Evolution and development: From theory and controversy to public policy
Evolution and development: From theory and controversy to public policy
Centre for Human Evolution, Adaptation and Disease, Liggins Institute, University of Auckland, New Zealand
There have been many controversies at the evolutionary-developmental interface, one in particular has been continuing for over 30 year, how to explain why prenatal developmental exposures lead to a greater risk of obesity and non-communicable disease (NCD) in later life. Clearly “evolutionary mismatch” consequent on the recent intensification of the obesogenic environment development is a factor but it is necessary to explain why developmental exposures in utero and infancy exacerbate that risk. While epidemiological and experimental observations that maternal stress and maternal malnutrition predispose to later NCD risk, public health rejected the significance of these observations for over 20 years due to a lack of a conceptual and mechanistic basis.

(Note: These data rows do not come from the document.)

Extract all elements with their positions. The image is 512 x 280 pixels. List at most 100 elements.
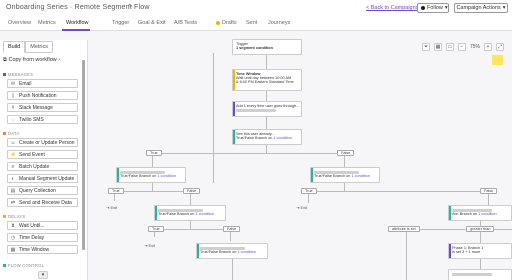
time-window-line2: & 6:00 PM Eastern Standard Time	[236, 80, 294, 84]
condition-link[interactable]: 1 condition	[478, 212, 496, 216]
trigger-sub: 1 segment condition	[236, 46, 273, 50]
sidebar-item-wait-until[interactable]: ⧗ Wait Until...	[7, 221, 78, 230]
sidebar-item-time-delay[interactable]: ◷ Time Delay	[7, 233, 78, 242]
sidebar-item-label: Wait Until...	[19, 222, 45, 229]
sidebar-item-send-event[interactable]: ⚡ Send Event	[7, 150, 78, 159]
node-accent	[197, 244, 199, 258]
sidebar-item-email[interactable]: ✉ Email	[7, 79, 78, 88]
branch-node[interactable]: See this user already... True/False Bran…	[232, 129, 302, 145]
chevron-down-icon: ▾	[444, 5, 448, 11]
draft-status-icon	[216, 20, 220, 25]
connector	[152, 153, 344, 154]
sidebar-item-send-receive[interactable]: ⇄ Send and Receive Data	[7, 198, 78, 207]
sidebar-item-slack[interactable]: # Slack Message	[7, 103, 78, 112]
follow-label: Follow	[427, 5, 443, 11]
connector	[154, 229, 230, 230]
scroll-down-button[interactable]: ▾	[38, 271, 48, 279]
greater-than-label: greater than	[466, 226, 495, 232]
exit-label: ⇥ Exit	[106, 205, 117, 210]
tab-goal-exit[interactable]: Goal & Exit	[138, 20, 166, 26]
node-accent	[233, 102, 235, 116]
tab-metrics[interactable]: Metrics	[38, 20, 56, 26]
redacted-text	[200, 246, 245, 250]
sub-branch-node[interactable]: True/False Branch on 1 condition	[154, 205, 226, 221]
tab-ab-tests[interactable]: A/B Tests	[174, 20, 197, 26]
tab-trigger[interactable]: Trigger	[112, 20, 129, 26]
sidebar-item-batch-update[interactable]: ≡ Batch Update	[7, 162, 78, 171]
calendar-icon: ▦	[10, 246, 16, 253]
sidebar-item-label: Time Delay	[19, 234, 45, 241]
campaign-actions-button[interactable]: Campaign Actions ▾	[454, 3, 508, 13]
branch-type: True/False Branch on	[200, 250, 237, 254]
sidebar-item-label: Create or Update Person	[19, 139, 75, 146]
true-label: True	[301, 188, 317, 194]
true-label: True	[146, 150, 162, 156]
sidebar-subtabs: Build Metrics	[3, 41, 53, 53]
tab-drafts[interactable]: Drafts	[216, 20, 237, 26]
false-label: False	[223, 226, 241, 232]
chevron-down-icon: ▾	[502, 5, 506, 11]
campaign-tabs: Overview Metrics Workflow Trigger Goal &…	[0, 15, 512, 31]
sidebar-item-manual-segment[interactable]: ◐ Manual Segment Update	[7, 174, 78, 183]
collection-icon: ▤	[10, 187, 16, 194]
time-window-node[interactable]: Time Window Wait until day between 10:00…	[232, 69, 302, 91]
sidebar-item-label: Batch Update	[19, 163, 50, 170]
sidebar-item-sms[interactable]: ◌ Twilio SMS	[7, 115, 78, 124]
condition-link[interactable]: 1 condition	[157, 174, 175, 178]
section-data: DATA	[3, 131, 19, 136]
attribute-branch-node[interactable]: True/False Branch on 1 condition	[196, 243, 268, 259]
batch-icon: ≡	[11, 163, 15, 170]
sidebar-item-push[interactable]: ▯ Push Notification	[7, 91, 78, 100]
sticky-note[interactable]	[492, 55, 503, 65]
copy-from-workflow[interactable]: ⧉ Copy from workflow ›	[3, 57, 60, 64]
sidebar-scrollbar[interactable]	[82, 60, 85, 250]
node-accent	[449, 206, 451, 220]
zoom-level: 75%	[469, 44, 480, 50]
connector	[480, 259, 481, 269]
condition-link[interactable]: 1 condition	[195, 212, 213, 216]
exit-icon: ⇥	[296, 205, 300, 210]
pencil-icon[interactable]: ✎	[128, 4, 134, 10]
left-branch-node[interactable]: True/False Branch on 1 condition	[116, 167, 186, 183]
zoom-in-icon[interactable]: +	[484, 43, 492, 51]
connector	[190, 221, 191, 229]
branch-type: True/False Branch on	[314, 174, 351, 178]
fit-screen-icon[interactable]: ⤢	[496, 43, 504, 51]
attribute-node[interactable]: Attr. Branch on 1 condition	[448, 205, 512, 221]
branch-type: Attr. Branch on	[452, 212, 478, 216]
sms-icon: ◌	[11, 116, 15, 123]
exit-icon: ⇥	[144, 243, 148, 248]
sidebar-item-time-window[interactable]: ▦ Time Window	[7, 245, 78, 254]
condition-link[interactable]: 1 condition	[273, 136, 291, 140]
trigger-node[interactable]: Trigger 1 segment condition	[232, 39, 302, 55]
hourglass-icon: ⧗	[11, 222, 15, 229]
zoom-out-icon[interactable]: −	[457, 43, 466, 51]
subtab-build[interactable]: Build	[3, 41, 26, 53]
active-tab-indicator	[62, 29, 90, 31]
right-branch-node[interactable]: True/False Branch on 1 condition	[310, 167, 380, 183]
connector	[266, 91, 267, 101]
subtab-metrics[interactable]: Metrics	[25, 41, 53, 53]
sidebar-item-query-collection[interactable]: ▤ Query Collection	[7, 186, 78, 195]
tab-sent[interactable]: Sent	[246, 20, 257, 26]
section-data-label: DATA	[8, 131, 20, 136]
exit-label: ⇥ Exit	[144, 243, 155, 248]
grid-icon[interactable]: ▦	[433, 43, 442, 51]
phase-node[interactable]: Phase 1: Branch 1 Is set 3 + 1 more	[448, 243, 512, 259]
sidebar-item-label: Email	[19, 80, 32, 87]
back-to-campaigns-link[interactable]: < Back to Campaigns	[366, 5, 418, 11]
tab-workflow[interactable]: Workflow	[66, 20, 89, 26]
note-icon[interactable]: ▭	[445, 43, 454, 51]
add-to-segment-node[interactable]: Add 1 every time user goes through...	[232, 101, 302, 117]
filter-icon[interactable]: ⏷	[421, 43, 430, 51]
delays-section-icon	[3, 215, 6, 218]
sidebar-item-create-person[interactable]: ☺ Create or Update Person	[7, 138, 78, 147]
condition-link[interactable]: 1 condition	[351, 174, 369, 178]
condition-link[interactable]: 1 condition	[237, 250, 255, 254]
workflow-canvas[interactable]: ⏷ ▦ ▭ − 75% + ⤢ Trigger 1 segment condit…	[88, 31, 512, 280]
next-node[interactable]	[448, 269, 512, 280]
tab-overview[interactable]: Overview	[8, 20, 31, 26]
tab-journeys[interactable]: Journeys	[268, 20, 290, 26]
follow-button[interactable]: Follow ▾	[417, 3, 449, 13]
connector	[344, 183, 345, 191]
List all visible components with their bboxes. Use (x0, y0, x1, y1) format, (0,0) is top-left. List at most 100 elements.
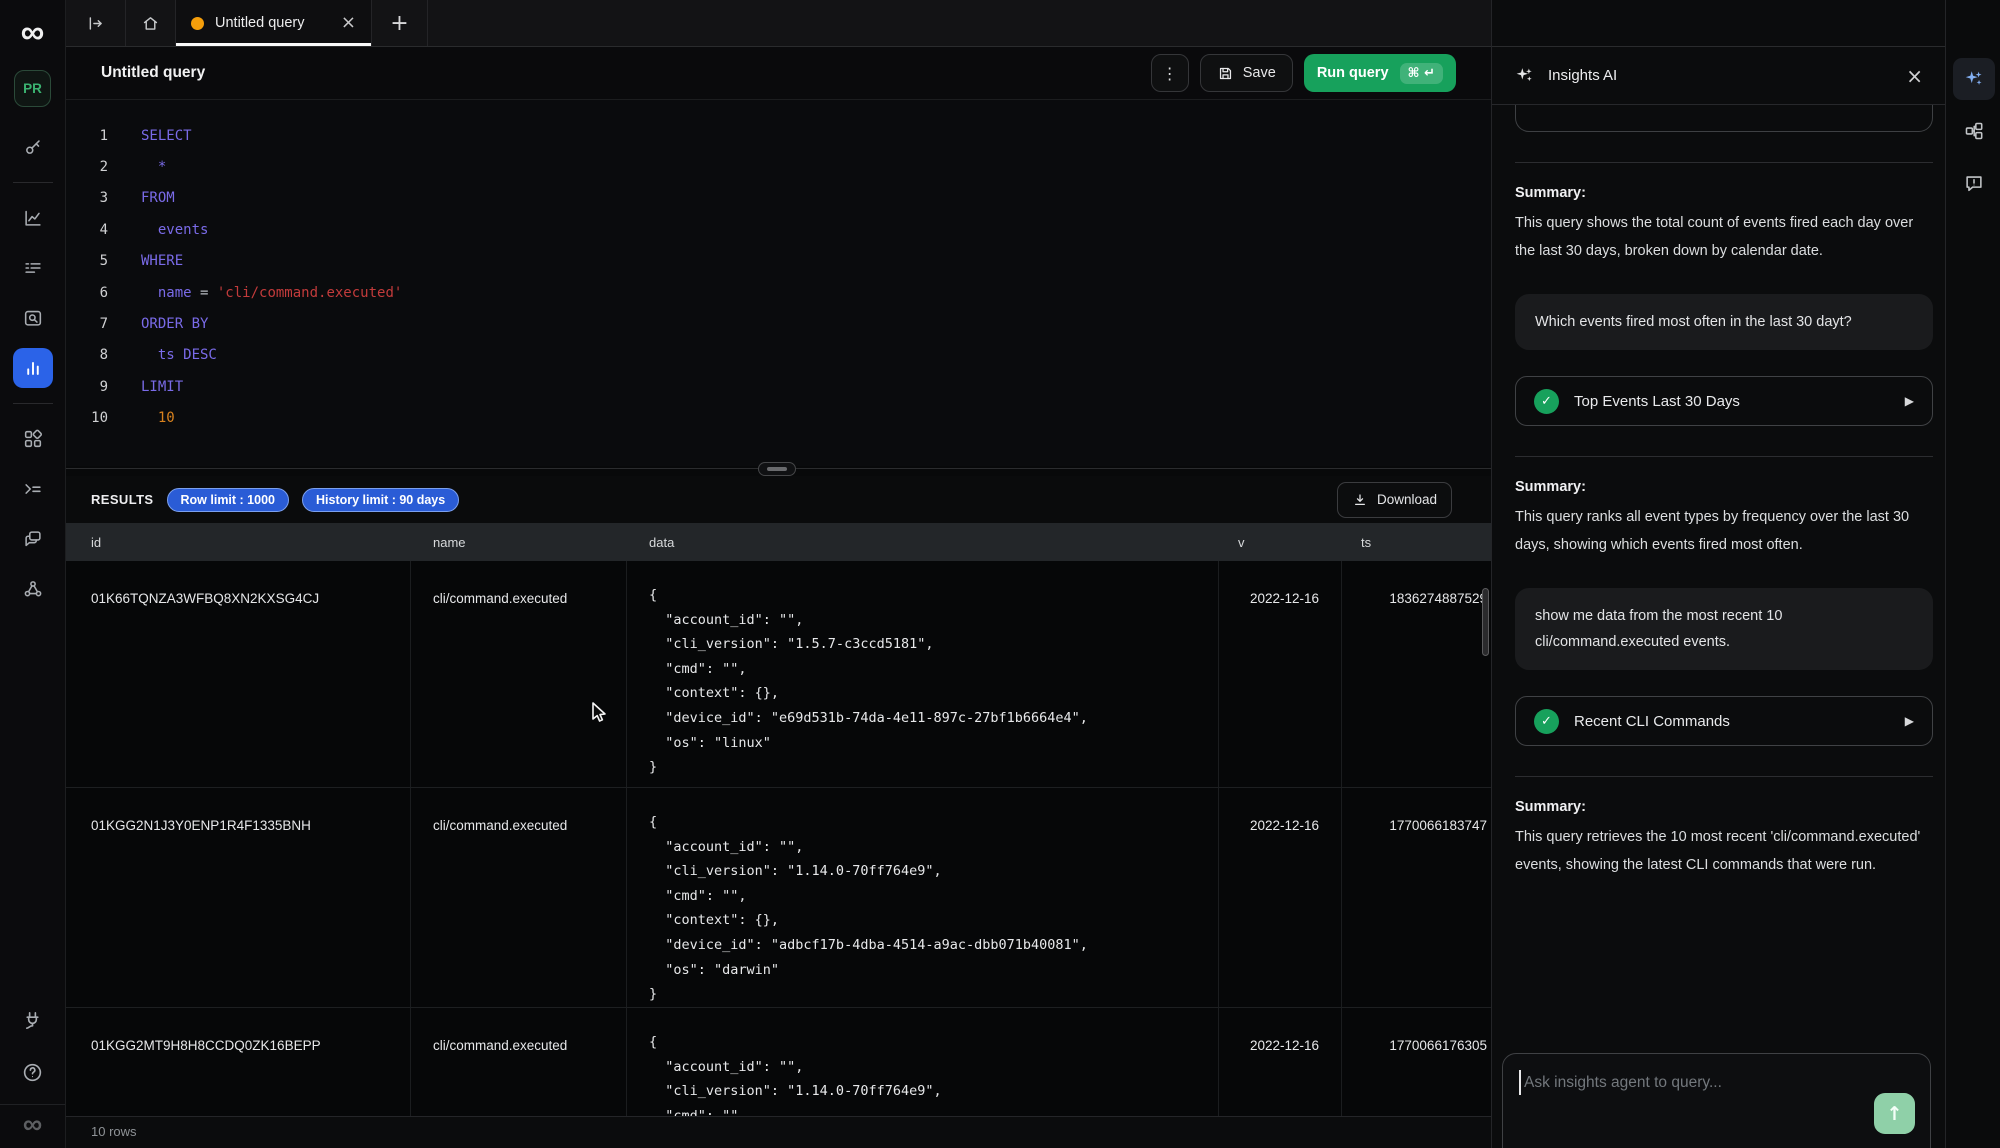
table-scrollbar[interactable] (1482, 588, 1489, 656)
line-number: 1 (66, 128, 108, 144)
code-text: ORDER BY (141, 316, 208, 332)
column-header-name[interactable]: name (411, 535, 627, 550)
home-button[interactable] (126, 0, 176, 46)
save-label: Save (1243, 65, 1276, 81)
close-tab-icon[interactable]: × (341, 14, 356, 32)
cell-ts: 1836274887529 (1342, 561, 1491, 787)
row-count: 10 rows (91, 1124, 137, 1139)
code-line: 2 * (66, 151, 1491, 182)
cell-data: { "account_id": "", "cli_version": "1.5.… (627, 561, 1219, 787)
summary-label: Summary: (1515, 185, 1933, 201)
rail-item-sparkles[interactable] (1953, 58, 1995, 100)
bar-chart-icon (22, 357, 44, 379)
workspace-avatar[interactable]: PR (14, 70, 51, 107)
code-text: LIMIT (141, 379, 183, 395)
insights-header: Insights AI × (1492, 47, 1945, 105)
help-icon (21, 1061, 44, 1084)
run-query-button[interactable]: Run query ⌘ ↵ (1304, 54, 1456, 92)
line-number: 6 (66, 285, 108, 301)
column-header-v[interactable]: v (1219, 535, 1342, 550)
insights-panel: Insights AI × Summary: This query shows t… (1491, 0, 1945, 1148)
query-card[interactable]: ✓Top Events Last 30 Days▶ (1515, 376, 1933, 426)
code-line: 1SELECT (66, 120, 1491, 151)
code-text: name = 'cli/command.executed' (141, 285, 402, 301)
column-header-id[interactable]: id (66, 535, 411, 550)
insights-divider (1515, 456, 1933, 457)
sparkles-icon (1963, 68, 1985, 90)
save-button[interactable]: Save (1200, 54, 1293, 92)
code-text: FROM (141, 190, 175, 206)
cell-id: 01KGG2N1J3Y0ENP1R4F1335BNH (66, 788, 411, 1007)
summary-text: This query shows the total count of even… (1515, 210, 1930, 265)
sidebar-item-flow[interactable] (13, 569, 53, 609)
play-icon[interactable]: ▶ (1905, 394, 1914, 408)
left-sidebar: ∞ PR ∞ (0, 0, 66, 1148)
line-number: 3 (66, 190, 108, 206)
insights-top-strip (1492, 0, 1945, 47)
tab-untitled-query[interactable]: Untitled query × (176, 0, 372, 46)
sql-editor[interactable]: 1SELECT2 *3FROM4 events5WHERE6 name = 'c… (66, 100, 1491, 466)
summary-label: Summary: (1515, 479, 1933, 495)
line-number: 2 (66, 159, 108, 175)
sidebar-item-terminal[interactable] (13, 469, 53, 509)
insights-input[interactable]: Ask insights agent to query... ↑ (1502, 1053, 1931, 1148)
code-line: 5 WHERE (66, 246, 1491, 277)
close-panel-icon[interactable]: × (1906, 66, 1923, 86)
insights-body: Summary: This query shows the total count… (1492, 105, 1945, 1148)
rail-item-feedback[interactable] (1953, 162, 1995, 204)
code-text: * (141, 159, 166, 175)
new-tab-button[interactable]: + (372, 0, 428, 46)
sidebar-item-search-doc[interactable] (13, 298, 53, 338)
summary-label: Summary: (1515, 799, 1933, 815)
resize-handle[interactable] (758, 462, 796, 476)
sidebar-item-chat[interactable] (13, 519, 53, 559)
user-question-bubble: show me data from the most recent 10 cli… (1515, 588, 1933, 670)
table-row[interactable]: 01K66TQNZA3WFBQ8XN2KXSG4CJcli/command.ex… (66, 561, 1491, 788)
code-line: 10 10 (66, 403, 1491, 434)
send-button[interactable]: ↑ (1874, 1093, 1915, 1134)
flow-icon (22, 578, 44, 600)
cell-v: 2022-12-16 (1219, 788, 1342, 1007)
sidebar-item-plug[interactable] (13, 1000, 53, 1040)
history-limit-badge[interactable]: History limit : 90 days (302, 488, 459, 512)
more-options-button[interactable]: ⋮ (1151, 54, 1189, 92)
sidebar-item-key[interactable] (13, 127, 53, 167)
code-line: 3 FROM (66, 183, 1491, 214)
sidebar-item-bar-chart[interactable] (13, 348, 53, 388)
mouse-cursor (588, 700, 612, 729)
pane-divider (66, 466, 1491, 476)
input-placeholder: Ask insights agent to query... (1524, 1074, 1722, 1092)
code-text: WHERE (141, 253, 183, 269)
brand-logo-icon[interactable]: ∞ (21, 10, 45, 54)
grid-icon (22, 428, 44, 450)
json-data: { "account_id": "", "cli_version": "1.5.… (649, 583, 1218, 780)
sidebar-bottom-divider (0, 1104, 65, 1105)
cell-name: cli/command.executed (411, 561, 627, 787)
cell-v: 2022-12-16 (1219, 561, 1342, 787)
table-row[interactable]: 01KGG2N1J3Y0ENP1R4F1335BNHcli/command.ex… (66, 788, 1491, 1008)
download-icon (1352, 492, 1368, 508)
column-header-data[interactable]: data (627, 535, 1219, 550)
row-limit-badge[interactable]: Row limit : 1000 (167, 488, 289, 512)
code-line: 8 ts DESC (66, 340, 1491, 371)
json-data: { "account_id": "", "cli_version": "1.14… (649, 810, 1218, 1007)
unsaved-dot-icon (191, 17, 204, 30)
rail-item-tree[interactable] (1953, 110, 1995, 152)
play-icon[interactable]: ▶ (1905, 714, 1914, 728)
sidebar-item-grid[interactable] (13, 419, 53, 459)
check-circle-icon: ✓ (1534, 389, 1559, 414)
sidebar-item-help[interactable] (13, 1052, 53, 1092)
insights-divider (1515, 776, 1933, 777)
home-icon (141, 14, 160, 33)
collapse-sidebar-button[interactable] (66, 0, 126, 46)
download-button[interactable]: Download (1337, 482, 1452, 518)
sidebar-item-line-chart[interactable] (13, 198, 53, 238)
column-header-ts[interactable]: ts (1342, 535, 1491, 550)
line-number: 5 (66, 253, 108, 269)
query-card[interactable]: ✓Recent CLI Commands▶ (1515, 696, 1933, 746)
code-text: ts DESC (141, 347, 217, 363)
line-number: 4 (66, 222, 108, 238)
app-window: ∞ PR ∞ Untitled query × (0, 0, 2000, 1148)
code-text: 10 (141, 410, 175, 426)
sidebar-item-list[interactable] (13, 248, 53, 288)
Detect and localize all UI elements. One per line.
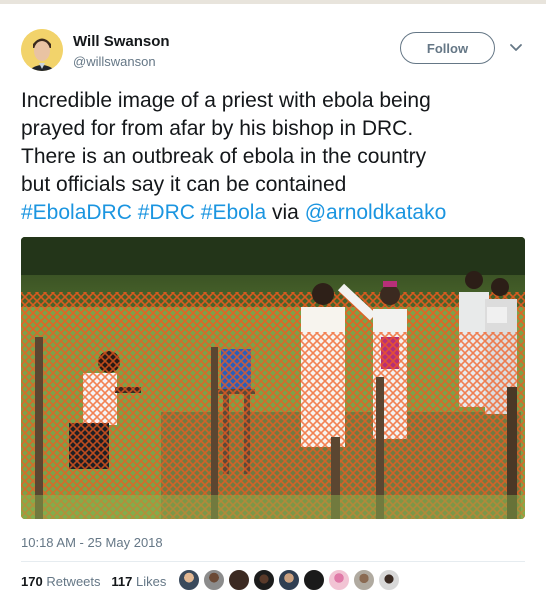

An initial attempt at a conceptual paradigm (the “thrifty phenotype hypothesis”) invoked concepts of adaptive developmental plasticity. While not supported by empirical data, this led to the “predictive adaptive response” (PAR) paradigm spurring considerable theoretical and empirical research as well as debate. Recently the PAR model has received empirical support. Molecular epigenetic studies have added weight to the conceptual arguments providing estimates of the significance of these developmental and trans-generational effects. These evolutionary arguments played an important role in shifting public health attitudes and are reflected in the 2011 Declaration on NCDs by the UN General Assembly and in the WHO Commission on Ending Childhood Obesity (ECHO) established in 2014 leading to a redirection of preventative efforts in obesity towards developmental factors.